Battling the beetle

Battling the beetle

July 16, 2012 at 2:31PM
(The Minnesota Star Tribune)
Japanese Beetles fed on rose blossoms from the Kiss Me variety Friday afternoon July, 29, 2011 at the Rose Garden near Lake Harriet in Minneapolis, Minn. The beetles, which arrived in the U.S. from Japan in 1916, have been devouring flowers, but especially roses in the Rose Garden in the past several years.  ] JEFF WHEELER '\u20AC' jeff.wheeler@startribune.com
(DML - Star Tribune/The Minnesota Star Tribune)

The invasion has landed -- and is devouring our landscapes. I'm talking Japanese beetles, those voracious pests that make their presence all-too-known in mid-July.

A few months ago, there was some speculation in the plant world that this could be a worse-than-usual year for Japanese beetles because of the early spring and mild winter. Now that they're here and munching, that definitely seems to be the case, at least in my yard.

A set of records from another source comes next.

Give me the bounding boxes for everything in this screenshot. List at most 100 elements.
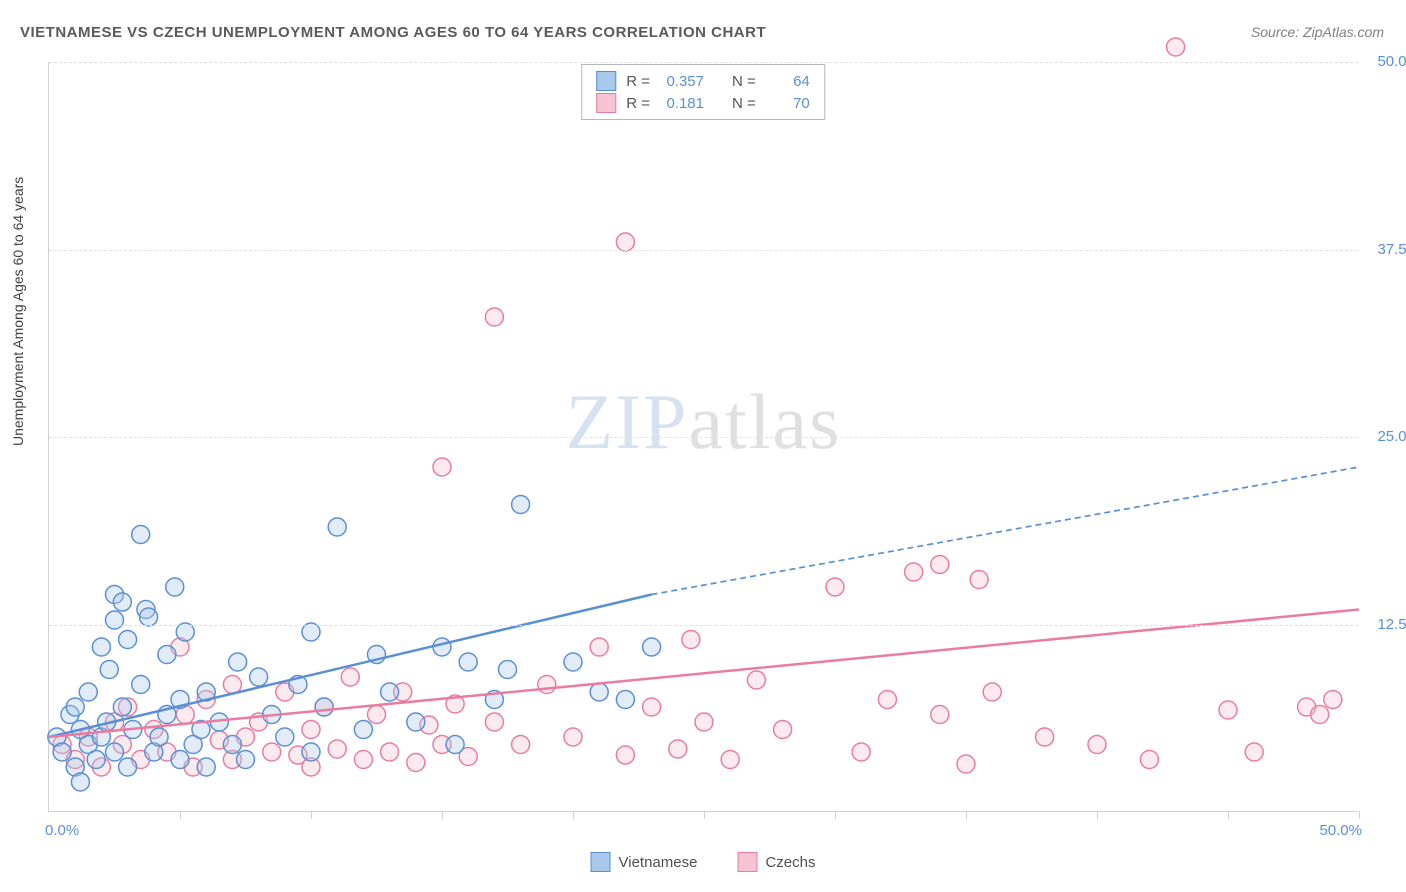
- scatter-point-vietnamese: [250, 668, 268, 686]
- scatter-point-vietnamese: [132, 526, 150, 544]
- scatter-point-czechs: [1088, 736, 1106, 754]
- scatter-point-vietnamese: [499, 661, 517, 679]
- scatter-point-czechs: [1036, 728, 1054, 746]
- scatter-point-vietnamese: [106, 611, 124, 629]
- y-tick-label: 37.5%: [1364, 241, 1406, 258]
- source-label: Source:: [1251, 24, 1299, 40]
- r-label: R =: [626, 95, 650, 112]
- y-tick-label: 50.0%: [1364, 53, 1406, 70]
- scatter-point-vietnamese: [119, 758, 137, 776]
- scatter-point-vietnamese: [381, 683, 399, 701]
- scatter-point-vietnamese: [113, 593, 131, 611]
- scatter-point-vietnamese: [113, 698, 131, 716]
- scatter-point-vietnamese: [564, 653, 582, 671]
- scatter-point-vietnamese: [229, 653, 247, 671]
- scatter-point-vietnamese: [446, 736, 464, 754]
- scatter-point-czechs: [905, 563, 923, 581]
- scatter-point-czechs: [970, 571, 988, 589]
- chart-title: VIETNAMESE VS CZECH UNEMPLOYMENT AMONG A…: [20, 24, 766, 41]
- scatter-point-czechs: [407, 754, 425, 772]
- n-value-czechs: 70: [766, 95, 810, 112]
- scatter-point-czechs: [1219, 701, 1237, 719]
- n-value-vietnamese: 64: [766, 73, 810, 90]
- plot-area: ZIPatlas 12.5%25.0%37.5%50.0%0.0%50.0%: [48, 62, 1358, 812]
- n-label: N =: [732, 73, 756, 90]
- scatter-point-czechs: [1311, 706, 1329, 724]
- scatter-point-vietnamese: [176, 623, 194, 641]
- scatter-point-vietnamese: [119, 631, 137, 649]
- scatter-point-vietnamese: [302, 743, 320, 761]
- scatter-point-czechs: [485, 713, 503, 731]
- scatter-point-czechs: [381, 743, 399, 761]
- scatter-point-czechs: [878, 691, 896, 709]
- scatter-point-vietnamese: [79, 683, 97, 701]
- scatter-point-czechs: [616, 233, 634, 251]
- scatter-point-czechs: [669, 740, 687, 758]
- scatter-point-vietnamese: [197, 758, 215, 776]
- swatch-czechs: [737, 852, 757, 872]
- scatter-point-vietnamese: [132, 676, 150, 694]
- swatch-vietnamese: [591, 852, 611, 872]
- scatter-point-vietnamese: [276, 728, 294, 746]
- y-tick-label: 25.0%: [1364, 428, 1406, 445]
- scatter-point-czechs: [263, 743, 281, 761]
- x-tick-label: 0.0%: [45, 822, 79, 839]
- r-value-vietnamese: 0.357: [660, 73, 704, 90]
- scatter-point-vietnamese: [106, 743, 124, 761]
- scatter-point-czechs: [512, 736, 530, 754]
- scatter-point-czechs: [538, 676, 556, 694]
- scatter-point-vietnamese: [590, 683, 608, 701]
- legend-item-czechs: Czechs: [737, 852, 815, 872]
- scatter-point-czechs: [485, 308, 503, 326]
- scatter-point-vietnamese: [223, 736, 241, 754]
- trend-line-vietnamese-ext: [652, 467, 1359, 595]
- scatter-point-czechs: [1324, 691, 1342, 709]
- scatter-point-vietnamese: [302, 623, 320, 641]
- scatter-point-czechs: [957, 755, 975, 773]
- scatter-point-czechs: [826, 578, 844, 596]
- scatter-point-vietnamese: [166, 578, 184, 596]
- correlation-legend: R = 0.357 N = 64 R = 0.181 N = 70: [581, 64, 825, 120]
- r-label: R =: [626, 73, 650, 90]
- source-name: ZipAtlas.com: [1303, 24, 1384, 40]
- scatter-point-vietnamese: [459, 653, 477, 671]
- scatter-point-vietnamese: [315, 698, 333, 716]
- legend-label-czechs: Czechs: [765, 854, 815, 871]
- scatter-point-czechs: [643, 698, 661, 716]
- scatter-point-czechs: [747, 671, 765, 689]
- scatter-point-czechs: [721, 751, 739, 769]
- y-axis-label: Unemployment Among Ages 60 to 64 years: [10, 177, 26, 446]
- scatter-point-czechs: [1245, 743, 1263, 761]
- x-tick-label: 50.0%: [1319, 822, 1362, 839]
- scatter-point-czechs: [433, 458, 451, 476]
- scatter-point-czechs: [302, 721, 320, 739]
- source-attribution: Source: ZipAtlas.com: [1251, 24, 1384, 40]
- legend-label-vietnamese: Vietnamese: [619, 854, 698, 871]
- scatter-point-vietnamese: [92, 638, 110, 656]
- scatter-point-vietnamese: [150, 728, 168, 746]
- scatter-point-vietnamese: [237, 751, 255, 769]
- scatter-point-czechs: [931, 706, 949, 724]
- scatter-point-czechs: [368, 706, 386, 724]
- scatter-point-czechs: [1140, 751, 1158, 769]
- swatch-czechs: [596, 93, 616, 113]
- scatter-point-vietnamese: [158, 646, 176, 664]
- scatter-point-vietnamese: [171, 751, 189, 769]
- scatter-point-vietnamese: [354, 721, 372, 739]
- y-tick-label: 12.5%: [1364, 616, 1406, 633]
- scatter-point-vietnamese: [512, 496, 530, 514]
- scatter-point-czechs: [774, 721, 792, 739]
- scatter-point-vietnamese: [100, 661, 118, 679]
- scatter-point-czechs: [983, 683, 1001, 701]
- scatter-point-vietnamese: [53, 743, 71, 761]
- legend-item-vietnamese: Vietnamese: [591, 852, 698, 872]
- scatter-point-czechs: [682, 631, 700, 649]
- scatter-point-czechs: [1167, 38, 1185, 56]
- scatter-point-czechs: [931, 556, 949, 574]
- scatter-point-vietnamese: [140, 608, 158, 626]
- scatter-point-czechs: [616, 746, 634, 764]
- scatter-point-czechs: [328, 740, 346, 758]
- scatter-point-czechs: [852, 743, 870, 761]
- chart-container: VIETNAMESE VS CZECH UNEMPLOYMENT AMONG A…: [0, 0, 1406, 892]
- scatter-point-czechs: [590, 638, 608, 656]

Japanese beetles started invading my space a few years ago, right after I planted a little contorted filbert tree. In no time at all, it was covered with beetles who turned its leaves into lace doilies. I'm pesticide-averse, so I didn't do much those first few growing seasons. Besides, the beetles were so enamored of the filbert tree that they largely avoided my few rose bushes.

This year, it's another story. The beetles are munching all over my yard, and it isn't pretty. In addition to the filbert tree, they've decimated my roses and a patch of Virginia creeper. I even found a few on canna in pots on my second-story deck, a refuge they've never invaded before.

I knocked those beetles into a pan of hot soapy water, then threw them down the garbage disposal. But the battalions of beetles below, in my garden, would take full-time surveillance to combat manually.

We did try an application of milky spore to the bare patch in my lawn where the beetles appear to be laying their eggs and spawning their larvae. But that will take several seasons to have any impact on the beetle population, I'm told.

I don't want to go the pesticide route, but I may weaken.

The University of Minnesota Extension Service has a lot of good information about Japanese beetles on its website, http://www.extension.umn.edu/distribution/horticulture/dg7664.html

What's going on in your yard re: Japanese beetles? Worse than usual? About the same? Or do they leave you alone?